In all my years here, I’ve personally spent less than 2,000 peso on medical bills. I do not need medical insurance coverage and know of many, many more like me that simply pay for what we need as we need it. If however, you have conditions, it’s something else to consider and factor into your personal living expenses.
So, are you an apartment dweller or a house person? Houses cost more to live in normally, but an apartment with extras such as garden areas, onsite swimming pool(s), maintenance personnel, 24/7 security and private parking all cost extra money here. If you’re someone who wants the bells and whistles, you will pay for them.

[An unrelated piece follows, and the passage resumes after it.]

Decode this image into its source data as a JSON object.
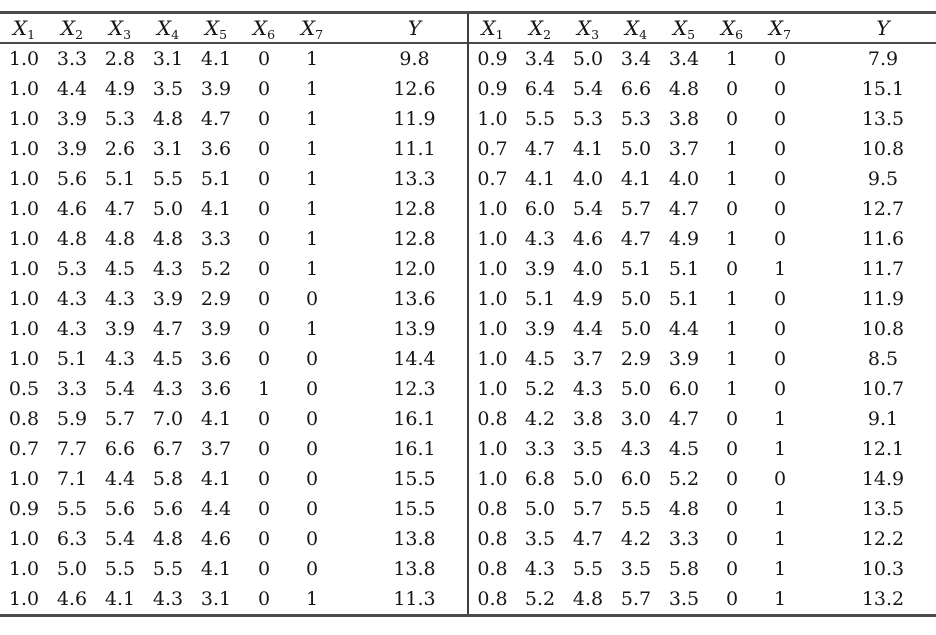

If you are looking for beachfront, expect to pay premium dollars, not peso, but US dollars for that type of lifestyle. And don’t forget that these places also charge monthly maintenance fees to both renters and homeowners (for renters, it will depend on your contract whether the homeowner or the renter pays those fees). Maintenance fees for beachfront properties can easily average a couple of hundred dollars extra per month.
If you prefer a more basic lifestyle, then you can live cheaper. Having a quaint house, for example, in a city or town suburb will cost significantly less than living in the center. A house located in a gated community will still cost less and may come with features such as 24/7 security, garden areas and onsite pools.
Doing your own home maintenance or hiring “a guy” is also a much lesser expensive option and is a common way of doing things in Mexico.
Social media forum participants have no idea if you can cook, if you eat out a lot or if you’re a brand person, so again, asking about the cost of living in Mexico truly is a generic question. Let’s take into consideration that traditional Mexican cooking is very inexpensive since it’s made with basic fresh ingredients, so if you can cook, your monthly cost of living will be less.
If you are a brand person and HAVE to have specialized American food products, expect to pay an arm and a leg for them. Import taxes in Mexico add up. A $4 USD jar of peanut butter in the US will cost upwards of 225 peso here. That may not sound like much, but if you’re on a budget or worse yet, make a living earning peso, that 225 peso jar of peanut butter is a no-go.
For that same 225 peso, I can buy several bags of fresh produce and eat well for 2 to 3 days.
Are you a foody restaurant goer? If so, eating out where the tourists go is not cheap. I’ve seen burgers sold here by American chains for more than $17 USD. On my budget, forget it! I wouldn’t pay it regardless, because again, I can put that money to much better (and healthier) use cooking at home.
If you have children, understand that the public school system is not a good system and is utilized by the poor more than anyone else. Private schools are the way to go and they too, cost money. Depending on the level and type of private school, expect to pay several thousand peso per month per child on top of your current living expenses.
Other things to factor include your personal habits. Things such as shopping, smoking, drinking. What about other things such as gym memberships…or can you workout for free on the beach? Do you have to spend more than $100 on a haircut or will a 100 peso cut work just as well?
Constantly running an air conditioner will see your electric bill spike from an average bill of 700 peso to 7,000 peso for the same two-month period. If you’re adjustable and can learn to live with fans, again, your monthly cost of living will be significantly less.
Spa treatments, hair and nails, yoga classes, tourist entertainment (which is all in US dollars here) need to be taken into consideration to truly determine how much it costs to live in Mexico. With all this new-found information, you may want to rethink your generic question and do your own research into finding out YOUR true cost of living in Mexico.
Hopefully this sheds some light on why there is no one answer to how much does it cost to live in Mexico.